# Explore grids of CMIP6

This notebook is for exploring the grids used by CMIP6 models. We are mainly interested in the variation in resolution, as we assume all grids will be rectilinear WGS84 grids and will vary mostly in resolution, but are unsure about how much they will vary. We will also want to explore other things, like the consistency of grid use within a model.

In [70]:
from pathlib import Path
import numpy as np
import pandas as pd
import xarray as xr
from math import radians
from multiprocessing import Pool
import tqdm

# ignore serializationWarnings from xarray for datasets with multiple FillValues
import warnings
warnings.filterwarnings("ignore", category=xr.SerializationWarning)

In [71]:
cmip6_dir = Path("/beegfs/CMIP6/arctic-cmip6/CMIP6")

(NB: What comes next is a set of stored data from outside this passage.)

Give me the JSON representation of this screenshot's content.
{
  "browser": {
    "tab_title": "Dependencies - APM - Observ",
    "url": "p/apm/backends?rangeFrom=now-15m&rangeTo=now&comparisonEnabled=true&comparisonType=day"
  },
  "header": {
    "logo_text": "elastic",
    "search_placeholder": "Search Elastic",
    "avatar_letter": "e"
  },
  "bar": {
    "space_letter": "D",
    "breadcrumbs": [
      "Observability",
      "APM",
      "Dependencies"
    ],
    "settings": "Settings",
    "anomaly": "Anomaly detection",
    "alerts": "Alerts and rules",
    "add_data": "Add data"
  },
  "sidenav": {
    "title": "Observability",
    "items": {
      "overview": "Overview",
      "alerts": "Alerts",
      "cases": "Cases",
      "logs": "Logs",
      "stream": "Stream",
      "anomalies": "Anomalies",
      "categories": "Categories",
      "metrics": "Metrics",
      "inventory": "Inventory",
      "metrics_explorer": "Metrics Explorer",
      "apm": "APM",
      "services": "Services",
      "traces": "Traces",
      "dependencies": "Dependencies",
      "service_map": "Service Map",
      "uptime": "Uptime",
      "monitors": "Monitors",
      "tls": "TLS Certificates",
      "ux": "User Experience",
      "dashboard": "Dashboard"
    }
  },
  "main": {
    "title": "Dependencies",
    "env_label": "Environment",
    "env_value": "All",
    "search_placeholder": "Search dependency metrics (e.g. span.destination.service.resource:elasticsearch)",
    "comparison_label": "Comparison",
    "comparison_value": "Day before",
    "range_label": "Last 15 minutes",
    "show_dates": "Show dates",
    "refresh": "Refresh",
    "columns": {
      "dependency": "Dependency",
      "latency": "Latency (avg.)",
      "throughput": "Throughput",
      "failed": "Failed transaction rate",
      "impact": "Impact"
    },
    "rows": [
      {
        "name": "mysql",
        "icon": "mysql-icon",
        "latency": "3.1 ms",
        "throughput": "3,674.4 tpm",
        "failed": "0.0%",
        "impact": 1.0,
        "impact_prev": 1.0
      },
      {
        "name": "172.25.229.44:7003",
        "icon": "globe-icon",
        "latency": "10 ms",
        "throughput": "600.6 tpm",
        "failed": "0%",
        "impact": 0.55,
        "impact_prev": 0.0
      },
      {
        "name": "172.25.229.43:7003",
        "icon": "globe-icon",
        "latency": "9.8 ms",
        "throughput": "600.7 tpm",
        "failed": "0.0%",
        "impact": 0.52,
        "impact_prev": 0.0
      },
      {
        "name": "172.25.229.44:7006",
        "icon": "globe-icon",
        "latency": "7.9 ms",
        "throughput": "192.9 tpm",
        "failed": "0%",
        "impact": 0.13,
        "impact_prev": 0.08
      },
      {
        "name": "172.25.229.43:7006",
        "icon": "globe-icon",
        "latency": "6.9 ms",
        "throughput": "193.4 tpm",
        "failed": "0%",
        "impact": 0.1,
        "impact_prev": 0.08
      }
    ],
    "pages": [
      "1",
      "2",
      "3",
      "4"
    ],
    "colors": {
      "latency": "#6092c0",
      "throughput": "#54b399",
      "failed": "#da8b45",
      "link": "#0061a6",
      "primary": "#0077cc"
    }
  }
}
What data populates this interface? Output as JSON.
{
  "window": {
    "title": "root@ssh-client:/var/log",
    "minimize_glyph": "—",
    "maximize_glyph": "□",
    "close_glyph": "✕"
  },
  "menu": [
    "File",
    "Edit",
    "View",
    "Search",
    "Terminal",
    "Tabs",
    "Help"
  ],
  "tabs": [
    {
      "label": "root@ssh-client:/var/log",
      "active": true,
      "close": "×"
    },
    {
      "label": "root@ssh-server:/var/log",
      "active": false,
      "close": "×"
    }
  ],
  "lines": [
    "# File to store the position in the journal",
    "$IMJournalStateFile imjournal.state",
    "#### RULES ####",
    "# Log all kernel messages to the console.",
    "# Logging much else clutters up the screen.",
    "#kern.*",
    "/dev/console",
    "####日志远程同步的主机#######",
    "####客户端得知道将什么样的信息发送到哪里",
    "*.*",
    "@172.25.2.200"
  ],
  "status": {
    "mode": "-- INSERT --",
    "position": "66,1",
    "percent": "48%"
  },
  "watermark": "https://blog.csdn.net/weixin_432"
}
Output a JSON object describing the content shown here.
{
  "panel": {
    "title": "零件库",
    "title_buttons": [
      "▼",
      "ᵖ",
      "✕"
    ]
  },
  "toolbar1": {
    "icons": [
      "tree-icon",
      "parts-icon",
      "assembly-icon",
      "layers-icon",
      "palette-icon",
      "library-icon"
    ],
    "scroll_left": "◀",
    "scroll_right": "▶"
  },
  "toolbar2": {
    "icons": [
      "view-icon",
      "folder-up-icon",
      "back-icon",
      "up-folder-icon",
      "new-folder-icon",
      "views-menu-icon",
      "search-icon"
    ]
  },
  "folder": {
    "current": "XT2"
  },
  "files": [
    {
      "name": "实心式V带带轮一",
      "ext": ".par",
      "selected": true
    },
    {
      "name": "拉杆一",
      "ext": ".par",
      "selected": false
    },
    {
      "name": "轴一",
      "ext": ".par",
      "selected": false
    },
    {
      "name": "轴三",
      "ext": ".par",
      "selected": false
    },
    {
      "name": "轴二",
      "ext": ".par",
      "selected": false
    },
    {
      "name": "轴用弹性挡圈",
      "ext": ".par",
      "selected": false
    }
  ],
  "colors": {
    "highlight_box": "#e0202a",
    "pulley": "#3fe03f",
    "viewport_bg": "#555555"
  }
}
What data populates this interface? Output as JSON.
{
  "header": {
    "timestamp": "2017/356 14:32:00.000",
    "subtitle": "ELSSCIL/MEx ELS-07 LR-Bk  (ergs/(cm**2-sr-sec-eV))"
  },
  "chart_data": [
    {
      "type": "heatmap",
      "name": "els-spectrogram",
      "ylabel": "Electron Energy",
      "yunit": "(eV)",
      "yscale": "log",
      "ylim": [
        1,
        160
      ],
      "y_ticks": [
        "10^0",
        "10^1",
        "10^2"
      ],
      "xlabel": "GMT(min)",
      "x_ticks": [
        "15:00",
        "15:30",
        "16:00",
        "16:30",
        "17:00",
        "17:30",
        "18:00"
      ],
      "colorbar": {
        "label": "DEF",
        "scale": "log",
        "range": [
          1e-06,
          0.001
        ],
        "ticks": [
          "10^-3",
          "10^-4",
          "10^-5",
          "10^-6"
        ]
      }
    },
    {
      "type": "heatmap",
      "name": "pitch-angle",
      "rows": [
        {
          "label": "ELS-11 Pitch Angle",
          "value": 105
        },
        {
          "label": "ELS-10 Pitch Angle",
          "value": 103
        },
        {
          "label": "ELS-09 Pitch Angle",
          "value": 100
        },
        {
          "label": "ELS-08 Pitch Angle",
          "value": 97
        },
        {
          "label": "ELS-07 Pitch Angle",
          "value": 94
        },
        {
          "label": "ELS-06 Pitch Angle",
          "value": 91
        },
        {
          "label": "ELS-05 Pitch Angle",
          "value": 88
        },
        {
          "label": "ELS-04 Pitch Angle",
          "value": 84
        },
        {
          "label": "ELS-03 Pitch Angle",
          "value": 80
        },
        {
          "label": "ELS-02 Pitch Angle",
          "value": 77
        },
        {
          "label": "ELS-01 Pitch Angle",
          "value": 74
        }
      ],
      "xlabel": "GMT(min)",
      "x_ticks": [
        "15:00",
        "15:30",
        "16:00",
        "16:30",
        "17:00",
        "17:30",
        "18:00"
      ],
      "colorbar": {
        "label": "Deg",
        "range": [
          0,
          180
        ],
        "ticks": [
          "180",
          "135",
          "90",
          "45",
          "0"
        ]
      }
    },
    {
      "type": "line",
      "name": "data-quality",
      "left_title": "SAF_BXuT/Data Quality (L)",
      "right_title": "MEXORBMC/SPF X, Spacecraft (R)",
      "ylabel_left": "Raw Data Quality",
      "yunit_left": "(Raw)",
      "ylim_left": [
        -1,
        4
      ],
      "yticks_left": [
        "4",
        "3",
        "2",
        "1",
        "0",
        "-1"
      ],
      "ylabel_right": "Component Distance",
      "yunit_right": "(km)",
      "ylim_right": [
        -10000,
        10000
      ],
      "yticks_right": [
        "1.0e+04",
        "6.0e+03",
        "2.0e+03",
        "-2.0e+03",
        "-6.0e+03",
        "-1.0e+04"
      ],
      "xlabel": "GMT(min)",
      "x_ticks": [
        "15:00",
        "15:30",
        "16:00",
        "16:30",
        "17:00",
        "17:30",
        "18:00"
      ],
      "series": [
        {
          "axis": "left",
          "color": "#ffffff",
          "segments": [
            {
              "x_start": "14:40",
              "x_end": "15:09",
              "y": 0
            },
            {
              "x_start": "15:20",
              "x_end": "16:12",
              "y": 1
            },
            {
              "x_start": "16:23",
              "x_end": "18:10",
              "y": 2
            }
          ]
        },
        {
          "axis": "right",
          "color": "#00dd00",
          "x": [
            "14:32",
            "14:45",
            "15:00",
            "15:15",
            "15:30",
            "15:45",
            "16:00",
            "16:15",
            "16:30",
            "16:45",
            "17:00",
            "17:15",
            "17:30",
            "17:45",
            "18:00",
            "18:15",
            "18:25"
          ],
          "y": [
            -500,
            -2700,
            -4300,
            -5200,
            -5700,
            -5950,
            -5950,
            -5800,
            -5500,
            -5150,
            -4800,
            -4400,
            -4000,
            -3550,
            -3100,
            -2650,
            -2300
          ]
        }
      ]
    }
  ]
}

Get a list of one file for each model. Each one should have monthly temperature, with a file starting in 2015-01:

In [72]:
fps = list(cmip6_dir.joinpath("ScenarioMIP").glob("*/*/ssp585/*/Amon/tas/*/*/*201501*.nc"))
print("Unique models (files):", len(fps))
fps

Unique models (files): 12


[PosixPath('/beegfs/CMIP6/arctic-cmip6/CMIP6/ScenarioMIP/NOAA-GFDL/GFDL-ESM4/ssp585/r1i1p1f1/Amon/tas/gr1/v20180701/tas_Amon_GFDL-ESM4_ssp585_r1i1p1f1_gr1_201501-210012.nc'),
 PosixPath('/beegfs/CMIP6/arctic-cmip6/CMIP6/ScenarioMIP/NIMS-KMA/KACE-1-0-G/ssp585/r1i1p1f1/Amon/tas/gr/v20190920/tas_Amon_KACE-1-0-G_ssp585_r1i1p1f1_gr_201501-210012.nc'),
 PosixPath('/beegfs/CMIP6/arctic-cmip6/CMIP6/ScenarioMIP/CNRM-CERFACS/CNRM-CM6-1-HR/ssp585/r1i1p1f2/Amon/tas/gr/v20191202/tas_Amon_CNRM-CM6-1-HR_ssp585_r1i1p1f2_gr_201501-210012.nc'),
 PosixPath('/beegfs/CMIP6/arctic-cmip6/CMIP6/ScenarioMIP/NCC/NorESM2-MM/ssp585/r1i1p1f1/Amon/tas/gn/v20191108/tas_Amon_NorESM2-MM_ssp585_r1i1p1f1_gn_201501-202012.nc'),
 PosixPath('/beegfs/CMIP6/arctic-cmip6/CMIP6/ScenarioMIP/AS-RCEC/TaiESM1/ssp585/r1i1p1f1/Amon/tas/gn/v20200901/tas_Amon_TaiESM1_ssp585_r1i1p1f1_gn_201501-210012.nc'),
 PosixPath('/beegfs/CMIP6/arctic-cmip6/CMIP6/ScenarioMIP/MOHC/HadGEM3-GC31-MM/ssp585/r1i1p1f3/Amon/tas/gn/v20200515/tas_Amon_HadGEM

In [73]:
def get_res(fp):
    with xr.open_dataset(fp) as ds:
        lat_res, lon_res = np.diff(ds.lat)[0].round(2), np.diff(ds.lon)[0].round(2)
        
    return lat_res, lon_res

In [74]:
rows = []
for fp in fps:
    model = fp.parent.parent.parent.parent.parent.parent.parent.name
    inst = fp.parent.parent.parent.parent.parent.parent.parent.parent.name
    lat_res, lon_res = get_res(fp)
    ysize_km = np.round(lat_res * 110)
    xsize_km = np.abs(np.round(lon_res * (111.320 * np.cos(radians(65)))))
    rows.append({
        "inst_model": f"{inst}_{model}",
        "lat_res": lat_res,
        "lon_res": lon_res,
        "ysize_km": ysize_km,
        "xsize_km": xsize_km
    })

res_df = pd.DataFrame(rows)

In [106]:
res_df

Unnamed: 0,inst_model,lat_res,lon_res,ysize_km,xsize_km
0,NOAA-GFDL_GFDL-ESM4,1.0,1.25,110.0,59.0
1,NIMS-KMA_KACE-1-0-G,1.25,1.88,138.0,88.0
2,CNRM-CERFACS_CNRM-CM6-1-HR,0.5,0.5,55.0,24.0
3,NCC_NorESM2-MM,0.94,1.25,103.0,59.0
4,AS-RCEC_TaiESM1,0.94,1.25,103.0,59.0
5,MOHC_HadGEM3-GC31-MM,0.56,0.83,62.0,39.0
6,MOHC_HadGEM3-GC31-LL,1.25,1.88,138.0,88.0
7,MIROC_MIROC6,1.39,1.41,153.0,66.0
8,EC-Earth-Consortium_EC-Earth3-Veg,0.7,0.7,77.0,33.0
9,NCAR_CESM2,0.94,1.25,103.0,59.0


Well it looks like there is one grid which is used more than the others, the grid used by CESM2, CESM2-WACCM, TaiESM1 and NorESM2-MM. The latter three models are based on the CESM2 model, so this makes sense. But this grid also represents a middle ground between the range of resolutions, so this should be a candidate for regridding to.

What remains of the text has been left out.